How to handle "sliced" Blocks (AU plugins), esp. with Convolution?

So, i’ve been developing a little convolution plugin, using a friend’s partitioned convolution library.

Now, some plugin hosts, esp. AU hosts (encountered this in Garage Band), sub-divide the audio blocks, so that the blocksize retrieved in prepareToPlay(...) isn’t reliable at all.

But, the convolution library needs some buffers set to the correct size when loading a filter kernel, something you’d typically avoid doing in the processBuffer(...) method.

My first idea would be pre-buffering the smaller buffers, and once the actual source buffer is “full”, perform the convolution, but then, how do i return the results with the correct size ?

Is there any accepted best practice how to handle this situation ?

Best,
n

I see JUCE’s dsp::convolution as best practice of uniformly-partitioned convolution. It handles also single sample calls of the process function, which might happen in many DAWs (e.g. Reaper at the end of a loop, or in general with sample accurate automation).

What’s going on there:
No matter how many samples come in, they will be convolved with the first partition (zero-padding to length 2*partitionSize, FFT, complex multiplication with first IR partition, IFFT) and written back to the output (IFFT result plus previous overlap).

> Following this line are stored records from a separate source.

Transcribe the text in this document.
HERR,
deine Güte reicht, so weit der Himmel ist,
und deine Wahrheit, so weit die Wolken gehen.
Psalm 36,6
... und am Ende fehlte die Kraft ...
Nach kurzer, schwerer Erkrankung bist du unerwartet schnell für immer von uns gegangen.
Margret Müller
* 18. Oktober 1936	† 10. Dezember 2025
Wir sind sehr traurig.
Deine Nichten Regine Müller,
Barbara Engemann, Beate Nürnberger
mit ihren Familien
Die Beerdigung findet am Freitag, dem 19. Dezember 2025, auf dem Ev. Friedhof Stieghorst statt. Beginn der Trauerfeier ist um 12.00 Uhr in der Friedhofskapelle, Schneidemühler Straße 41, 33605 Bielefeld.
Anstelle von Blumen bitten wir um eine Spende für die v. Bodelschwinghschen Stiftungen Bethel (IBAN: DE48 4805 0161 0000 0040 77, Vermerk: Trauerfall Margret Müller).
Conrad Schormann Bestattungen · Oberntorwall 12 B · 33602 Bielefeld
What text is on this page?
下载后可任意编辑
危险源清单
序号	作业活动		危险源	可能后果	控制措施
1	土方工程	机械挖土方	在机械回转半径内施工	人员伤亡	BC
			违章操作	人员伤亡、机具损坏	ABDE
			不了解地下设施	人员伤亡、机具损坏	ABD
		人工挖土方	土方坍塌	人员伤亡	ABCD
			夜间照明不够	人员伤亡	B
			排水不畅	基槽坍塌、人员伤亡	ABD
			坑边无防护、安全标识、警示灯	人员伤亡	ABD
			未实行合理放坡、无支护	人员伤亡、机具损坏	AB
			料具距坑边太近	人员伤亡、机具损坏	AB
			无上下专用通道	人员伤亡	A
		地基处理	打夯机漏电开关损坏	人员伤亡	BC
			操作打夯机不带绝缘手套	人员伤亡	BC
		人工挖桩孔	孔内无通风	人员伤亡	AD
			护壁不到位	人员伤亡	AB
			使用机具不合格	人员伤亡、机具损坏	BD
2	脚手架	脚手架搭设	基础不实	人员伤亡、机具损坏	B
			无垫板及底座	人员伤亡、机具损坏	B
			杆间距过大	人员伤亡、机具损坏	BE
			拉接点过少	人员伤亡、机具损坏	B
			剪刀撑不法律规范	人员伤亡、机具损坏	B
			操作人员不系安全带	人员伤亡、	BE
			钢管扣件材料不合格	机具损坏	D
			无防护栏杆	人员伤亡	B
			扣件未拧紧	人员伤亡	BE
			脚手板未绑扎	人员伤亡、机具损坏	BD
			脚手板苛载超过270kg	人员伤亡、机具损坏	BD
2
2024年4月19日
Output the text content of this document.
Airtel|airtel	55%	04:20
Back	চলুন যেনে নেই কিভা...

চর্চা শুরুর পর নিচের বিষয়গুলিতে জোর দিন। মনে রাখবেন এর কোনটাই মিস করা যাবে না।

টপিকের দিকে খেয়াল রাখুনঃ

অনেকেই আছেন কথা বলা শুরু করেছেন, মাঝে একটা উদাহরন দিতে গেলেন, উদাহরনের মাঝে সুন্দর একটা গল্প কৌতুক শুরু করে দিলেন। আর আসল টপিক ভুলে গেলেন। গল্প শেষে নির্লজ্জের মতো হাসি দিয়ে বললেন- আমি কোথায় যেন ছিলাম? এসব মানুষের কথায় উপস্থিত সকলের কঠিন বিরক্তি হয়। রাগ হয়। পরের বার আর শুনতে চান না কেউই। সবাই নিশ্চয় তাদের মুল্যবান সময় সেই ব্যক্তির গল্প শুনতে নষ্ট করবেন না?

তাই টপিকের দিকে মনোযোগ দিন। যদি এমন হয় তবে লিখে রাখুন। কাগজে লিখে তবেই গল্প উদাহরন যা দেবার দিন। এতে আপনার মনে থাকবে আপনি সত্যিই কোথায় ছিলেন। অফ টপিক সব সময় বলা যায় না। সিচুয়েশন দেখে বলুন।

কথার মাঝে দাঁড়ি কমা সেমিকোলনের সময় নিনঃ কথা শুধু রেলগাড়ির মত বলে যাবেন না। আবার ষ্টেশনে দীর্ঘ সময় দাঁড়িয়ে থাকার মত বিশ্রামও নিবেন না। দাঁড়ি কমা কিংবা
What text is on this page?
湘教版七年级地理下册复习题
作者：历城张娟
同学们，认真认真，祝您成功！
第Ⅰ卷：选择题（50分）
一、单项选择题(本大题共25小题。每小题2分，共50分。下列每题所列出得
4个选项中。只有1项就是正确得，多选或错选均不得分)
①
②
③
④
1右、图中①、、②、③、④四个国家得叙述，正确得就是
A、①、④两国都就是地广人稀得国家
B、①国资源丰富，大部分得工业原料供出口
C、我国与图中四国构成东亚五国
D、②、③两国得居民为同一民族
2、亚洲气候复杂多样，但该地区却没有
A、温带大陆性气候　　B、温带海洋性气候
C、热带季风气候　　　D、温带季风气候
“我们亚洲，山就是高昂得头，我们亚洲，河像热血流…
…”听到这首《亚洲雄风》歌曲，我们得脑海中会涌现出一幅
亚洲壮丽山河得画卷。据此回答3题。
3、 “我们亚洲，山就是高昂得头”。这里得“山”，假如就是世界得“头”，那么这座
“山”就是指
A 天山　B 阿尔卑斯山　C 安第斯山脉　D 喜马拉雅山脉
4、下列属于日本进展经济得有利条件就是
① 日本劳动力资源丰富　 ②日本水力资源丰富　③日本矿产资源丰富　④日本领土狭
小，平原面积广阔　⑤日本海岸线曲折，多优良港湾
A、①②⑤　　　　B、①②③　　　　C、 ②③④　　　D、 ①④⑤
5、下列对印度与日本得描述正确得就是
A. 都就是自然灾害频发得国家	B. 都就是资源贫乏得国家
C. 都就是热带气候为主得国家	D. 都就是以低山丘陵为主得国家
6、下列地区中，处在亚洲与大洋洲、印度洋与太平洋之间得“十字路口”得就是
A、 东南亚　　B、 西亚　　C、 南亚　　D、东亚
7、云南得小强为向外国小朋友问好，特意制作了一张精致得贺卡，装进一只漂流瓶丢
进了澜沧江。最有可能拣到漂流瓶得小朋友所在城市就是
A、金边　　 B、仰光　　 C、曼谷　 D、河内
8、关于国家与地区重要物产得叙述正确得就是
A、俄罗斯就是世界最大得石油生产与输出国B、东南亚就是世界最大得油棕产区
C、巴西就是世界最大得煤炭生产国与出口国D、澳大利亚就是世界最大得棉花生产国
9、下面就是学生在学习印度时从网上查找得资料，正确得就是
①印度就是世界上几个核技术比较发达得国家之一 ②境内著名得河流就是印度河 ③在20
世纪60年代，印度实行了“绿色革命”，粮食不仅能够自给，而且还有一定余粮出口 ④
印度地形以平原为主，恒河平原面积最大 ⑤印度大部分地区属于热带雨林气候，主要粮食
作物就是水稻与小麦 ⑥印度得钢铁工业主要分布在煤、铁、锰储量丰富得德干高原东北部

The input samples are then gathered, and in case a block is full, it will trigger all the other partitions, and write them back to the output (and overlap buffer).

If your friend’s partitioned convolution doesn’t support single sample calls, you can fill a buffer and wait for it to be full and then call the convolution, however you have to introduce a delay, in order to achieve causality :slight_smile: The delay will be one full blocksize, so you will lose the zero-delay property. Until the first block is full and processed, you’ll have to write back zeros.

Thanks!

Sounds worth a try, i was hesitating to try it because the JUCE doc says it’s not necessarily tuned for speed (not sure what the current status here).

Hmm even though, my friend’s library (that indeed doesn’t support single sample calls) is using non-uniformly partitioned convolution … so in case i’d need that, there’s no way around the delay, i guess ?

Well, a) you will have to live with the delay
or
b) your friend could implement it, as it is more or less trivial, especially as he already implemented a non-uniformly partitioned convolution which is huge :slight_smile:
or
c) you could strip the first block of your IR and feed a JUCE convolution with it, and use your friend’s engine for the rest with the block delay, which would be no problem as the first block is already processed with zero delay

Hello @parkellipsen and @danielrudrich,

Maybe I misunderstood a problem, but I think a sub-buffer could be used.

I am playing with delay plugin and I am using a pre-buffer for feedback processing (ex. low pass filter).

  1. First I prealocated “prebuffer” in prepareToPlay(...) assumming that argument samplesPerBlock is the maximum possible buffer.
tmpDelayBuffer.setSize(numChannels, maximumBlockSize, false, true, false);
  1. and then in processBlock(...) declare a sub-buffer of the tmpBuffer:
AudioBuffer<SampleType> tmpDelayBufferSubBuffer{ tmpDelayBuffer.getArrayOfWritePointers(), (int)inputBlock.getNumChannels(), (int)inputBlock.getNumSamples() };

According to AudioBuffer documentation, this constructor creates a buffer using a pre-allocated block of memory, so it does not perform memory allocation.

Have such implementations any issues? Would it be OK for convolution?